The Great Gatsby.
Scott Fitzgerald is a novel that illustrates American Culture in the 1920's. The entire novel is seen and told through the eyes of Nick Carraway. Nick is a young man from the west who decides to journey to New York to try his hands in the stock and bond Market. In New York, he is met with a story of love, lust, murder, cheating, murder, and exploitation, all things he would have never anticipated. Fitzgerald paints a vivid portrait of a land ruined by greed and wastefulness. In the novel the reader is introduced to the "Valley of Ashes." The "Valley of Ashes" is a desolate land created by the dumping of the industrial waste. Fitzgerald uses the " Valley of Ashes" to portray, the corruptiveness of wealth, it leads to a life of materialism and purposeless spending and ends in, the ugliness of the "Valley of Ashes", a symbol of wasted life and wasted land.
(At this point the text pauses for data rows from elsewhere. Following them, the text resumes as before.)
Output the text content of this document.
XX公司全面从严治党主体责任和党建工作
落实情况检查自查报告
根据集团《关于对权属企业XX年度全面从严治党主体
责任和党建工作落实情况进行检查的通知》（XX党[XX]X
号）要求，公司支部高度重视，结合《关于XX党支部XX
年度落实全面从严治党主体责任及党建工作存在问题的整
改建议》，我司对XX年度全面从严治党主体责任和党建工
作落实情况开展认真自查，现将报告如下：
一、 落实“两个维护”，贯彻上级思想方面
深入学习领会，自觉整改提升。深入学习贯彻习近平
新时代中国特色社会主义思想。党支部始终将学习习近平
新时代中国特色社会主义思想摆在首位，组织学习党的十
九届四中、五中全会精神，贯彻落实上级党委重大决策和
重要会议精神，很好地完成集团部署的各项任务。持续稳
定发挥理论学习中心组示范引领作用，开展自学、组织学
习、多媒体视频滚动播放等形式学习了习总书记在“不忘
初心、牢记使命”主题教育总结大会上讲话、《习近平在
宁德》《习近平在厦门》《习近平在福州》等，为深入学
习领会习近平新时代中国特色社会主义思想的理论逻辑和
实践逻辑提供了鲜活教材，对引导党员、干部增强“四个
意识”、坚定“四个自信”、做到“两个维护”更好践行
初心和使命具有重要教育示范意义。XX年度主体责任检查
The "Valley of Ashe" repreasents the desolation of life. What was once a flowering place has become a wasteland of industry. Fitzgerald depicts life among the ashes as no life at all. The "ash grey men" "crumbling through the powdery air" (30) live in this "Valley of Ashes." The live people that among the ashes have become former zombies of themselves, who are slowly disintergrating and wasting away. The people of this dismal place are as used and drained up as the land surrounding them. Every aspect of the valley is decreased , the people who live amongst the ashes are slightly less human and the land is described as a hell on Earth:.
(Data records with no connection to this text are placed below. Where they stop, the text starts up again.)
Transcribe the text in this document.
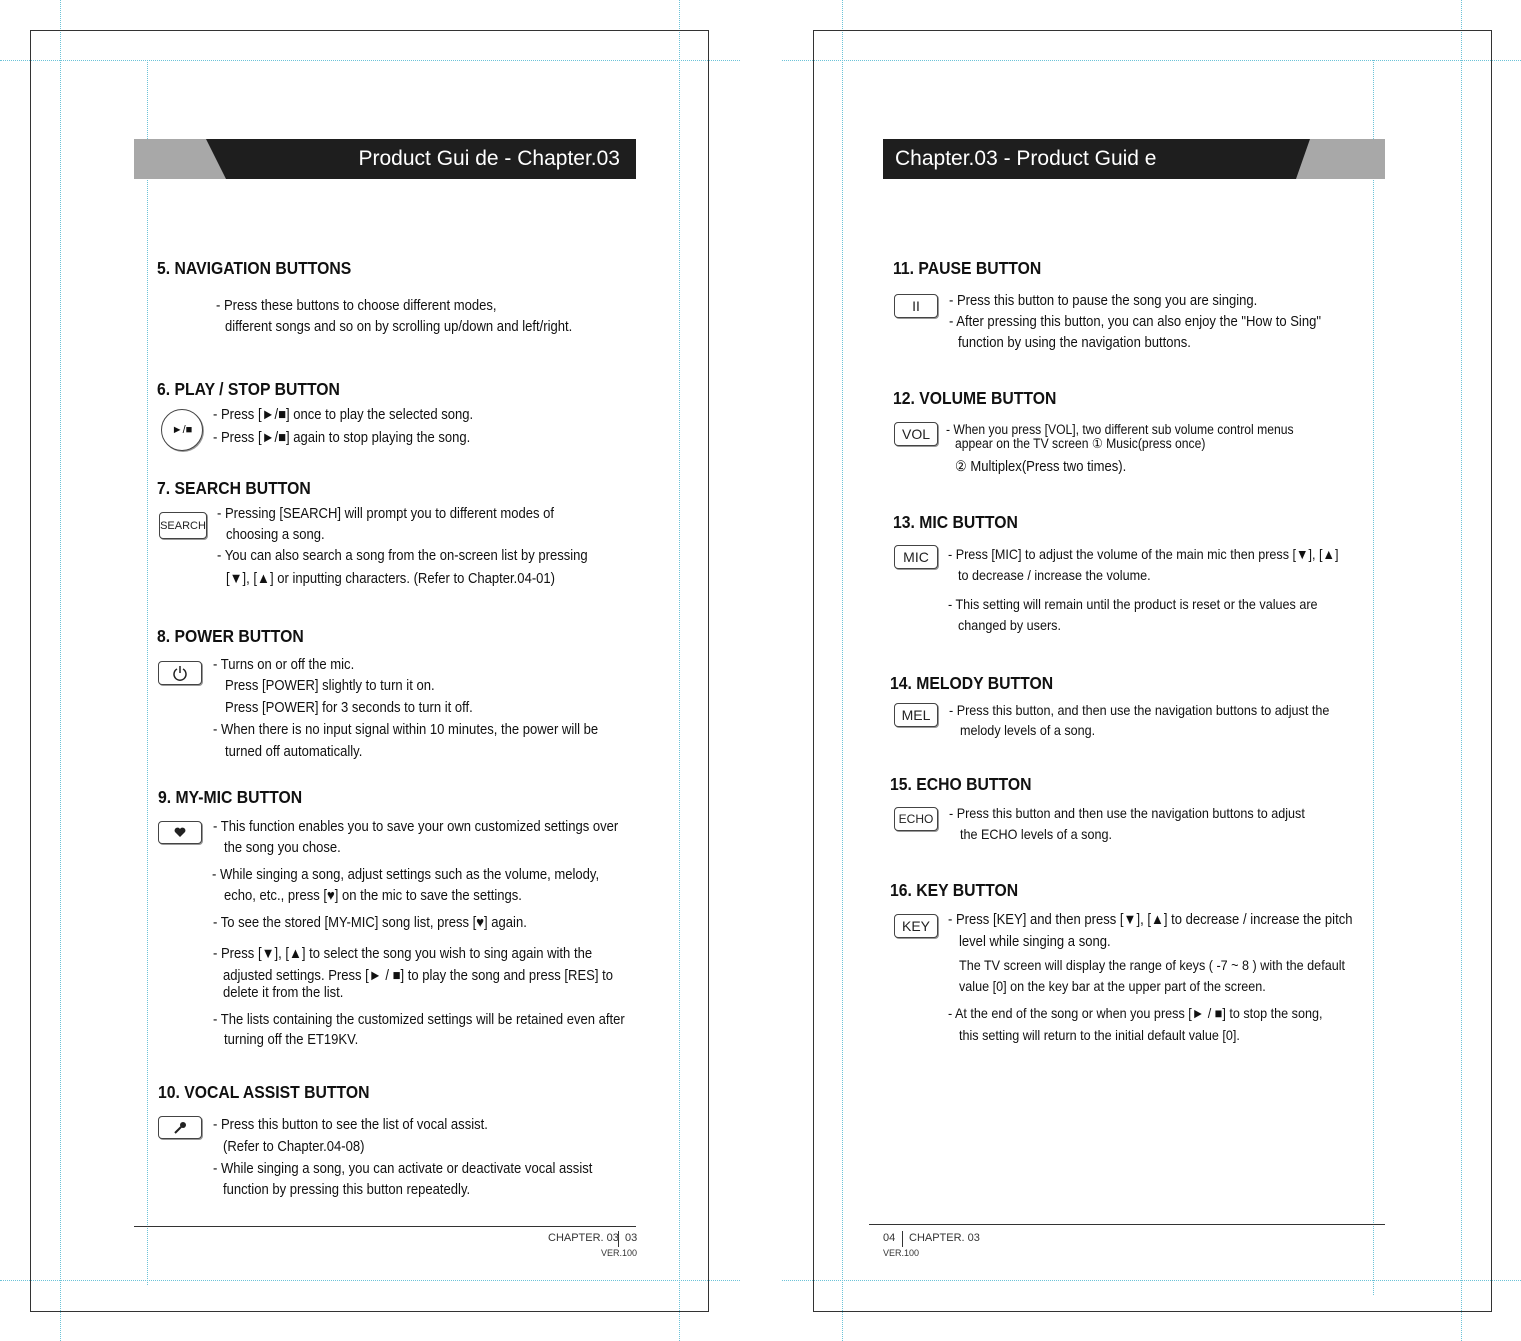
Product Gui de - Chapter.03
5. NAVIGATION BUTTONS
- Press these buttons to choose different modes,
different songs and so on by scrolling up/down and left/right.
6. PLAY / STOP BUTTON
►/■
- Press [►/■] once to play the selected song.
- Press [►/■] again to stop playing the song.
7. SEARCH BUTTON
SEARCH
- Pressing [SEARCH] will prompt you to different modes of
choosing a song.
- You can also search a song from the on-screen list by pressing
[▼], [▲] or inputting characters. (Refer to Chapter.04-01)
8. POWER BUTTON
- Turns on or off the mic.
Press [POWER] slightly to turn it on.
Press [POWER] for 3 seconds to turn it off.
- When there is no input signal within 10 minutes, the power will be
turned off automatically.
9. MY-MIC BUTTON
- This function enables you to save your own customized settings over
the song you chose.
- While singing a song, adjust settings such as the volume, melody,
echo, etc., press [♥] on the mic to save the settings.
- To see the stored [MY-MIC] song list, press [♥] again.
- Press [▼], [▲] to select the song you wish to sing again with the
adjusted settings. Press [► / ■] to play the song and press [RES] to
delete it from the list.
- The lists containing the customized settings will be retained even after
turning off the ET19KV.
10. VOCAL ASSIST BUTTON
- Press this button to see the list of vocal assist.
(Refer to Chapter.04-08)
- While singing a song, you can activate or deactivate vocal assist
function by pressing this button repeatedly.
CHAPTER. 03 03
VER.100
Chapter.03 - Product Guid e
11. PAUSE BUTTON
II - Press this button to pause the song you are singing.
- After pressing this button, you can also enjoy the "How to Sing"
function by using the navigation buttons.
12. VOLUME BUTTON
VOL - When you press [VOL], two different sub volume control menus
appear on the TV screen ① Music(press once)
② Multiplex(Press two times).
13. MIC BUTTON
MIC - Press [MIC] to adjust the volume of the main mic then press [▼], [▲]
to decrease / increase the volume.
- This setting will remain until the product is reset or the values are
changed by users.
14. MELODY BUTTON
MEL - Press this button, and then use the navigation buttons to adjust the
melody levels of a song.
15. ECHO BUTTON
ECHO - Press this button and then use the navigation buttons to adjust
the ECHO levels of a song.
16. KEY BUTTON
KEY - Press [KEY] and then press [▼], [▲] to decrease / increase the pitch
level while singing a song.
The TV screen will display the range of keys ( -7 ~ 8 ) with the default
value [0] on the key bar at the upper part of the screen.
- At the end of the song or when you press [► / ■] to stop the song,
this setting will return to the initial default value [0].
04 CHAPTER. 03
VER.100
"Ash grows like wheat" and " take the form of houses and chimneys," next to where, "grotesque gardens" grow. The years of wastefulness and expoitation have brought so much ash, that it looks like they form houses and gardens. The ash and dust has taken a life of it's own and in some aspects smothering the people that live in the valley. But as the used and strained the area and its inhabitants has become there is still life underneath the impervious ash.